Here are the key developments from the last few hours:
- Known coronavirus cases number around 6.4m, according to Johns Hopkins University, with the current number at 6,392,319. There have been 383,298 deaths reported so far.
- Spain’s congress voted to approve a sixth and final two-week extension of the country’s state of emergency. It has been in effect since 14 March and Wednesday’s vote means that the exceptional measures that have underpinned one of Europe’s strictest lockdowns will now remain in force until 21 June.
- The UK’s business secretary Alok Sharma went into self-isolation after beginning to feel unwell in the House of Commons chamber.He was delivering the second reading of the corporate governance and insolvency bill.
- The World Health Organization said it has received reports of 100,000 new cases every day for the past five days, as the outbreak gathers pace in various regions around the world.
- The WHO director general, Dr Tedros Adhanom Ghebreyesus, also said it has resumed trials of hydroxychloroquine, an arthritis drug that had been used to treat Covid-19 patients, after reviewing studies that apparently showed it was dangerous.
- Pakistan recorded its largest single day increase in infections, as a fourth politician died after testing positive for the virus. Mian Jamshed Kakakhel, who was a member of a provincial assembly in the north-west, died on Wednesday. Yesterday two other lawmakers died after testing positive.
- The number of Covid-19 deaths per capita in Sweden surpassed that of France. With 450 deaths per 1 million people, Sweden now has the seventh-worst death rate in the world, according to tallies kept on the Worldometers website.
- Entry checks at land borders to Austria introduced because of the pandemic will be scrapped from Thursday, except for those at the border with Italy, Austria’s foreign minister announced. The controls on the Italian border will be evaluated again next week, Alexander Schallenberg told a press conference.

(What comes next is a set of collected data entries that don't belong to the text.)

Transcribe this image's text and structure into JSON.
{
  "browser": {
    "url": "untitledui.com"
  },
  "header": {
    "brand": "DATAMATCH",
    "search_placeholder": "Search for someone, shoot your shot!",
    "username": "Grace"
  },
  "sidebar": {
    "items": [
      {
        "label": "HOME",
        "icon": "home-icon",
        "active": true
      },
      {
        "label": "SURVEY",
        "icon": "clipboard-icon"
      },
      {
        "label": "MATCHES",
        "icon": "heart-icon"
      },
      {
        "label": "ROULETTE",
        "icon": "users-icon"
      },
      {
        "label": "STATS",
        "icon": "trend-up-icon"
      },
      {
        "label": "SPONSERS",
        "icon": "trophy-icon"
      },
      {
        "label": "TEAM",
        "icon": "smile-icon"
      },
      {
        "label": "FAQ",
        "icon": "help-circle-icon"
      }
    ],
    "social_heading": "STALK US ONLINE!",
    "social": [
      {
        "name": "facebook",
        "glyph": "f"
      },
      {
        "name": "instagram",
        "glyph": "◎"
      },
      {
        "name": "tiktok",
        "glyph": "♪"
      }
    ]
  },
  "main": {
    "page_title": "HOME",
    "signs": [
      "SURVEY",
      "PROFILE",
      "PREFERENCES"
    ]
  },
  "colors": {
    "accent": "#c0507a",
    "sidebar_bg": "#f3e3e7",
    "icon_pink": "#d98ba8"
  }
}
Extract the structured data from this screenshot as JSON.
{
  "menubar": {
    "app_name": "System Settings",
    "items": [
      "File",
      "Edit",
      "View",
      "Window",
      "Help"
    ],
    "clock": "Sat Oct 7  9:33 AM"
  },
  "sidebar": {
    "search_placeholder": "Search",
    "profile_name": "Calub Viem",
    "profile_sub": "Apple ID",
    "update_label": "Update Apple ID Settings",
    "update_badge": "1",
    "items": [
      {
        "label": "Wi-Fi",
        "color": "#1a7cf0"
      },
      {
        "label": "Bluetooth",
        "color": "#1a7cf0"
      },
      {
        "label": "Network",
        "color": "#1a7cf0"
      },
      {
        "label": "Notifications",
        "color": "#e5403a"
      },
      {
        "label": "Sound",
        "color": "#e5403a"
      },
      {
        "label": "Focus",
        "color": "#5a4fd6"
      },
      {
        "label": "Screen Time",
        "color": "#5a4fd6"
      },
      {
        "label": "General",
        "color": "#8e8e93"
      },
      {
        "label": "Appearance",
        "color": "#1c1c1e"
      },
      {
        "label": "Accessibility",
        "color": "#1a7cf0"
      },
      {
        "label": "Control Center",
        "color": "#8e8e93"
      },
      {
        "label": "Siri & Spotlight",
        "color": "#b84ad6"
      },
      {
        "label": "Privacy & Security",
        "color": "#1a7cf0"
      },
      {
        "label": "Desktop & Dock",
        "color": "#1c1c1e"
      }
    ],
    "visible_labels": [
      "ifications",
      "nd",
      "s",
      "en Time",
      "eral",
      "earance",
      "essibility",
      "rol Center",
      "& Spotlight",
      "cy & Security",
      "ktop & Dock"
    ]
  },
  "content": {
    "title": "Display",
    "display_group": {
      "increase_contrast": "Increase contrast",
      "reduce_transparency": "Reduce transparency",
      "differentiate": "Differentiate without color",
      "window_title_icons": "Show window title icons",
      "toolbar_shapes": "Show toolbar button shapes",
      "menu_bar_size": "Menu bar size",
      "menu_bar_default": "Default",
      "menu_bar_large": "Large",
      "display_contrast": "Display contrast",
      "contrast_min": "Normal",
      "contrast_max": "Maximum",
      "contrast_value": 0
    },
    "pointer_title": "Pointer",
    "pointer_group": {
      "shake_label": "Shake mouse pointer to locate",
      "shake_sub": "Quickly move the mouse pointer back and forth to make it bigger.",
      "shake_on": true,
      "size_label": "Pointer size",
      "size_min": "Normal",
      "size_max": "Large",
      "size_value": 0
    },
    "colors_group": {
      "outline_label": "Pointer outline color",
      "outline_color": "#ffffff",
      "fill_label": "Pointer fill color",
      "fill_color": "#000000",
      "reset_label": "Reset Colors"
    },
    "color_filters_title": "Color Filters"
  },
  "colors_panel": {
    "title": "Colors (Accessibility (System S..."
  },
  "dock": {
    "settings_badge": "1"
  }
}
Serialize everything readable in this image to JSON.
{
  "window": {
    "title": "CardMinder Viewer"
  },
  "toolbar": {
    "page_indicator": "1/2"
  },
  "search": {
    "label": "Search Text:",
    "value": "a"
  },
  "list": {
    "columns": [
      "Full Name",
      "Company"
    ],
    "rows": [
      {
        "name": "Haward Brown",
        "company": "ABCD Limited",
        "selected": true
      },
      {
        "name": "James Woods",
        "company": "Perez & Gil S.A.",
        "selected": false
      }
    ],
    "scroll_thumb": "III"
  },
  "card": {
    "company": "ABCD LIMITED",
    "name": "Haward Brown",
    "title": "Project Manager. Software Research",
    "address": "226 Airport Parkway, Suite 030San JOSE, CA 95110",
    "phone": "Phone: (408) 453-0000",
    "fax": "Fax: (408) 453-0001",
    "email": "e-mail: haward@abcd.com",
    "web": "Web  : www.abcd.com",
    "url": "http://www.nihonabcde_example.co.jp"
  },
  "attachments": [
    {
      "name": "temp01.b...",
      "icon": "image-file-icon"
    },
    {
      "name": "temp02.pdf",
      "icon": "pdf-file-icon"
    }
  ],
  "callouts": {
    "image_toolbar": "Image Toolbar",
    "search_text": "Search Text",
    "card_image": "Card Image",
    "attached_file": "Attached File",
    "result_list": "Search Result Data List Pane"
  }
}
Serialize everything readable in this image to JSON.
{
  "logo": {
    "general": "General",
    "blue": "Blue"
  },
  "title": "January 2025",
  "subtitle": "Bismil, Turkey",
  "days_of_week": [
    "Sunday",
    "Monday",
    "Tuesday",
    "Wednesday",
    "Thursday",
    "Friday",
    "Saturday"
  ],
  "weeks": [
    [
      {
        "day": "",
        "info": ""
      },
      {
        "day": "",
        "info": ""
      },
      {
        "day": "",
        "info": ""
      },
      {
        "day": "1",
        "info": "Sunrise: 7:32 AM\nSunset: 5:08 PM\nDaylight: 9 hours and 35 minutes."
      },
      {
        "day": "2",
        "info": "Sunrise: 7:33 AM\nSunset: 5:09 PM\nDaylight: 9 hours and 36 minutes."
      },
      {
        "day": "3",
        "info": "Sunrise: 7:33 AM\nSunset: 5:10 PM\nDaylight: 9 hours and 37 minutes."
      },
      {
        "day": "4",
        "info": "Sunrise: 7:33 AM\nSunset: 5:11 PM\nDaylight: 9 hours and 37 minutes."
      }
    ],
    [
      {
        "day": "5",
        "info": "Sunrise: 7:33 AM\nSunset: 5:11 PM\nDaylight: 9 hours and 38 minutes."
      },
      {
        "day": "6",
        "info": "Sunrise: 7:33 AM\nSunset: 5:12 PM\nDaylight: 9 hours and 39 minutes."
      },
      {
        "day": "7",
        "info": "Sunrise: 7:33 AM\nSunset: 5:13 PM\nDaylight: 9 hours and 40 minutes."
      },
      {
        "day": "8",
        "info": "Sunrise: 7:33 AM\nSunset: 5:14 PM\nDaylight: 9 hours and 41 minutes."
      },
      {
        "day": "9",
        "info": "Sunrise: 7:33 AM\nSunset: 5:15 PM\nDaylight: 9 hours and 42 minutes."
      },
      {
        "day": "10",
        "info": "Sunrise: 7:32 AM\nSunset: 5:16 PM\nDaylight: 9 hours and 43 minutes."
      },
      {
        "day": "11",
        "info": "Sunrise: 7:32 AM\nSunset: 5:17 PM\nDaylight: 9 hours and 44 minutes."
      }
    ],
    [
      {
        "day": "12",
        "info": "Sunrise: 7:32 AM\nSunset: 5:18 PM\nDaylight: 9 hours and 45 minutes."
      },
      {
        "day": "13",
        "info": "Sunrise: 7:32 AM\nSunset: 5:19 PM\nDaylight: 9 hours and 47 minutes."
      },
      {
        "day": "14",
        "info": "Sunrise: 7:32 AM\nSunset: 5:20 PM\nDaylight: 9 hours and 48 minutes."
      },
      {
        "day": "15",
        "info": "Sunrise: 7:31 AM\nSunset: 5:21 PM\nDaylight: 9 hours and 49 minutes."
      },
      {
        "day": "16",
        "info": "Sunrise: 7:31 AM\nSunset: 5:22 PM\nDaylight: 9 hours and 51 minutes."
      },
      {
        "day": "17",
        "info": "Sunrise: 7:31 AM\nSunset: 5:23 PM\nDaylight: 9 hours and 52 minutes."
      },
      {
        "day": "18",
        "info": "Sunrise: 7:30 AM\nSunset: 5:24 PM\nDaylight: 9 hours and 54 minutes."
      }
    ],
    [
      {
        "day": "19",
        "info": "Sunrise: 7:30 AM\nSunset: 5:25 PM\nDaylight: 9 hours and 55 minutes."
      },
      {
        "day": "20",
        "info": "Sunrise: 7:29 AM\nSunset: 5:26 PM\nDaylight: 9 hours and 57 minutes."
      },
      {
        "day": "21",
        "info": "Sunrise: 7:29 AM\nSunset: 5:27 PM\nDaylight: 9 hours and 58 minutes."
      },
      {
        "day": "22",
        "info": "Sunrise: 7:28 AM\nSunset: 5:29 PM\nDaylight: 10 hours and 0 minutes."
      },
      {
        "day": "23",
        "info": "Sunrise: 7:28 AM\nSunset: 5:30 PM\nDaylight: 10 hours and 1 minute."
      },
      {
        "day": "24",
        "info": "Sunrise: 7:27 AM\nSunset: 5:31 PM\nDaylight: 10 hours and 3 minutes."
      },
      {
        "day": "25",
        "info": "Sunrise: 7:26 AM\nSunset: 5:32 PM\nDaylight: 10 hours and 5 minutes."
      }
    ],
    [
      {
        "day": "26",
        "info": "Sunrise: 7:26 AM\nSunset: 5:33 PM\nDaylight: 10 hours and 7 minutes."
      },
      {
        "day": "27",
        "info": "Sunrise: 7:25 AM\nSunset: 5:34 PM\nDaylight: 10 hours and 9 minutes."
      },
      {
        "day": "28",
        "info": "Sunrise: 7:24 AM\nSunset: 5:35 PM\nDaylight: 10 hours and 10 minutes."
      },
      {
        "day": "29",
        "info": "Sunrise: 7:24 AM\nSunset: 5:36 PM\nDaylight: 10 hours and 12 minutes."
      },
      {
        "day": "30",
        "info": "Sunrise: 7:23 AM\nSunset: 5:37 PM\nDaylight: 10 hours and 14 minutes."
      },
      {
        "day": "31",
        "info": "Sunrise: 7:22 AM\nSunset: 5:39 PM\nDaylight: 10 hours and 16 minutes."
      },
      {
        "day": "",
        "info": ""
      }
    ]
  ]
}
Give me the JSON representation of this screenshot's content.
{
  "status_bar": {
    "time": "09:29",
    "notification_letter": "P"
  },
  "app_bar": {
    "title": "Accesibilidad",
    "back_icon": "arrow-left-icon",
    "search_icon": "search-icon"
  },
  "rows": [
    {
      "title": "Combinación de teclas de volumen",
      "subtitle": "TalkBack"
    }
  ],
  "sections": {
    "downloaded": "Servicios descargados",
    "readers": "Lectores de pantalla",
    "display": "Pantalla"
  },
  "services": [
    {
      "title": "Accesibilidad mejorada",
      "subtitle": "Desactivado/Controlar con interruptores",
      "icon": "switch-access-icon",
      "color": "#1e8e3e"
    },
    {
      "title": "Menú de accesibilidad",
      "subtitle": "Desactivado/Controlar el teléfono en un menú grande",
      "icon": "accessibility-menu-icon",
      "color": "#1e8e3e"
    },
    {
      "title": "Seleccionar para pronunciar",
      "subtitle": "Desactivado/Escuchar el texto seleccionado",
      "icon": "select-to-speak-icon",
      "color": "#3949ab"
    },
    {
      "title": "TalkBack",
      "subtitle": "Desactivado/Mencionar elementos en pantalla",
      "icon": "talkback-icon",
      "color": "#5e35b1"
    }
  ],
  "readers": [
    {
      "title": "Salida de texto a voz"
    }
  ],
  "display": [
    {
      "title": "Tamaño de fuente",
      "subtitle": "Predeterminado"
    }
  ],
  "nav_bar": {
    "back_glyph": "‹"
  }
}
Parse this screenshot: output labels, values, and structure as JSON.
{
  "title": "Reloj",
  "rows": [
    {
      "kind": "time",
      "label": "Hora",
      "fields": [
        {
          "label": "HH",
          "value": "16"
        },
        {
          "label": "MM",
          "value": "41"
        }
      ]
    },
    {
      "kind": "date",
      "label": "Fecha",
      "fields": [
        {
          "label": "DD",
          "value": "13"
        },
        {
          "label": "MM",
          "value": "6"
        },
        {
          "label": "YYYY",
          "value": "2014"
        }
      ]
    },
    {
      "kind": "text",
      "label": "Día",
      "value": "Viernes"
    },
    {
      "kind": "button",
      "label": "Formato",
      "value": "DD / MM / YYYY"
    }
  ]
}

- The UK government was criticised for failing to release test and trace data. The former health secretary, Jeremy Hunt, told the programme’s chief, Dido Harding: “I hope you understand that our frustration is that it is very hard to scrutinise what the government is doing if we’re not given the data that allows us to do that.”
- Germany will continue to warn against non-essential travel to the UK while it maintains its 14-day quarantine rules, despite removing curbs for travel to the rest of Europe. The foreign minister, Heiko Maas, said his government will scrap general travel warnings for 30 countries, including the UK, from 15 June.